The National Labor Relations Board (the "Board") found, and the Second Circuit agreed, that both the comment and the mere posting of the thumbs-up "like" designation constituted activity protected under the NLRA because they "clearly disclosed the ongoing labor dispute over income tax withholdings...." The Second Circuit also agreed with the Board's conclusion that the employees' Facebook activity was neither "so disloyal as to lose the protection of the [NLRA] because [they] did not even mention [the sports bar's] products or services, must less disparage them" nor defamatory because there was no basis to conclude that the statements "were maliciously untrue."

Of likely significance, the Second Circuit rejected the sports bar's argument that the court's precedents would strip the employees' Facebook activity of protection because it contained obscenities that were viewed by customers. Distinguishing a prior decision that the use of obscenities in the presence of customers in customer areas may not constitute protected activity, the Second Circuit reasoned that applying that same standard to a Facebook post that customers may potentially see "could lead to the undesirable result of chilling virtually all employee online speech." According to the Second Circuit, "[a]lmost all Facebook posts by employees have at least some potential to be viewed by customers." Although the Facebook posts in this case contained obscenities, they were "not directed toward customers and did not reflect the employer's brand." As such, the employees' Facebook activity fell squarely within the protections of the NLRA, and the sports bar's termination of the two employees therefore was unlawful.

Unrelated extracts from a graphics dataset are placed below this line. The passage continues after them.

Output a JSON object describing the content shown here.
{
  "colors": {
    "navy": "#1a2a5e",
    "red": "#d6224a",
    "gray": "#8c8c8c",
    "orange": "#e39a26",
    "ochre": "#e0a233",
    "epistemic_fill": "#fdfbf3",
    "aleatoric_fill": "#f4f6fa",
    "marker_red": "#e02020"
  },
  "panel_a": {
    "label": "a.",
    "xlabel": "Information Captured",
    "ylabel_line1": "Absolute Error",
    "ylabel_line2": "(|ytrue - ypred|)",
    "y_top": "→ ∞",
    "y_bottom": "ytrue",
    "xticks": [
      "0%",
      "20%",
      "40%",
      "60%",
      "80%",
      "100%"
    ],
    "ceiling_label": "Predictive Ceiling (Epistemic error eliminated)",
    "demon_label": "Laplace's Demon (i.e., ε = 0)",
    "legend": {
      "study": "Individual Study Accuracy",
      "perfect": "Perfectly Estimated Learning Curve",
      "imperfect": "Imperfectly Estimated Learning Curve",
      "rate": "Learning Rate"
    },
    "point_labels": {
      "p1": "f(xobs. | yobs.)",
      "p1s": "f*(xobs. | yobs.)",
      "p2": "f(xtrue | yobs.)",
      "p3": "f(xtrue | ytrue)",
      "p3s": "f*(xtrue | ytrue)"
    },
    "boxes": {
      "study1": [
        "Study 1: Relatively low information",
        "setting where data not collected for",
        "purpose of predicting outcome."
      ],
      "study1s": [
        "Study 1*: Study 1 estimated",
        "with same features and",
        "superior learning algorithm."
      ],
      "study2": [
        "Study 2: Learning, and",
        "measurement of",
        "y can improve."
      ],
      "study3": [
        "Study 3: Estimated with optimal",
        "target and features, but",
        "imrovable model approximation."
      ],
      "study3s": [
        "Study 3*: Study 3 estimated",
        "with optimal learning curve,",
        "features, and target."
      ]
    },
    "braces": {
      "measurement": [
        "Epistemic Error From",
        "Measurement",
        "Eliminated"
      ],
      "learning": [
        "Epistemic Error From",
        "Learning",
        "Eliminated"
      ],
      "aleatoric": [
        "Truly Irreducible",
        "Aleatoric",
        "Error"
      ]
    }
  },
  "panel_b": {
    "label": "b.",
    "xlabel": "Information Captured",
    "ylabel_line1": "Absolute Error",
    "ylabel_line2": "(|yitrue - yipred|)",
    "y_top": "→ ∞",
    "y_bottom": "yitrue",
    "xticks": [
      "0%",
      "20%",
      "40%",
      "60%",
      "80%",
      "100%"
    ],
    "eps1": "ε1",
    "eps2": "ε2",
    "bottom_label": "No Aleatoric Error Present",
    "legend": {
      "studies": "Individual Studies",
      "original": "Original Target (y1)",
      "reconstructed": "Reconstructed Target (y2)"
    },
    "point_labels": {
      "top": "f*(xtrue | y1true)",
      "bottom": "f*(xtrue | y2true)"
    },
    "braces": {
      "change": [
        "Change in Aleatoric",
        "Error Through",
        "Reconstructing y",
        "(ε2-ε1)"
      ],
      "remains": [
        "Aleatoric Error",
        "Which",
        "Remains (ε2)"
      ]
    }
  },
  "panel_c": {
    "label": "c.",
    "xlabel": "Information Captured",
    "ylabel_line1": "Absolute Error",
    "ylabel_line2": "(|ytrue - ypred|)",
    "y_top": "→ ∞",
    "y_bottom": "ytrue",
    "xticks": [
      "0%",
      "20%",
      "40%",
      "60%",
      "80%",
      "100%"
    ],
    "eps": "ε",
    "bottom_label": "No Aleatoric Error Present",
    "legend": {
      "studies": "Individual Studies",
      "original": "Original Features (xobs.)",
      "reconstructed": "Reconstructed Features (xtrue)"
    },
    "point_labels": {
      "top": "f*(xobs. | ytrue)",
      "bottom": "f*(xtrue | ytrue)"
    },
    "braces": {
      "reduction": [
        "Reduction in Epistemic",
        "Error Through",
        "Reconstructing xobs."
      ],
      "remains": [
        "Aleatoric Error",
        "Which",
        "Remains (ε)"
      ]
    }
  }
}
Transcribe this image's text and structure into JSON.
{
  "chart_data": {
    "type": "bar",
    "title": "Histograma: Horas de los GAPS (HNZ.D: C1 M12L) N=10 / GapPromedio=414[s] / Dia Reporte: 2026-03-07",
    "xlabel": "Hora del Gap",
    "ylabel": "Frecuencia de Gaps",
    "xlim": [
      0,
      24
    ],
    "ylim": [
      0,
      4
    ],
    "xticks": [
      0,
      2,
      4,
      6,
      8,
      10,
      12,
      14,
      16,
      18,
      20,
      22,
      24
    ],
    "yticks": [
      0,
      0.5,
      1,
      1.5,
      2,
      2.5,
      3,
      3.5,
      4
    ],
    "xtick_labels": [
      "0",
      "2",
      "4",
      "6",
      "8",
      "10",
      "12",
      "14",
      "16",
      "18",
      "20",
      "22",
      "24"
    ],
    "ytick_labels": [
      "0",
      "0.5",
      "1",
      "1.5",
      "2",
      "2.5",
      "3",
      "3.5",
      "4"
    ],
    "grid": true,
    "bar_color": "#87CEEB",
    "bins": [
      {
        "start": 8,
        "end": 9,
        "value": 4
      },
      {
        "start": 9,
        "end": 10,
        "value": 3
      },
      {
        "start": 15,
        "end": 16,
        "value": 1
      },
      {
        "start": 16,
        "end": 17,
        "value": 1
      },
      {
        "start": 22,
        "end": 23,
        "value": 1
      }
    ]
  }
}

The Second Circuit's rationale here ignores the distinctions drawn in the earlier case, however, between employee profanity which might be protected because it takes place "in the shop," away from public consumption, and the very public use of such inappropriate language among customers. Moreover, one could just as easily argue that a Facebook posting nowadays might do damage for an infinitely wider customer audience than a single vulgar verbal outburst in one store at one point in one day. Regardless, following the Second Circuit's endorsement of the Board's rationale here, employers should expect the Board to continue aggressively protecting a broader range of employee social media activity against employers, with the courts forced into increasingly complicated case-by-case line-drawing challenges on review.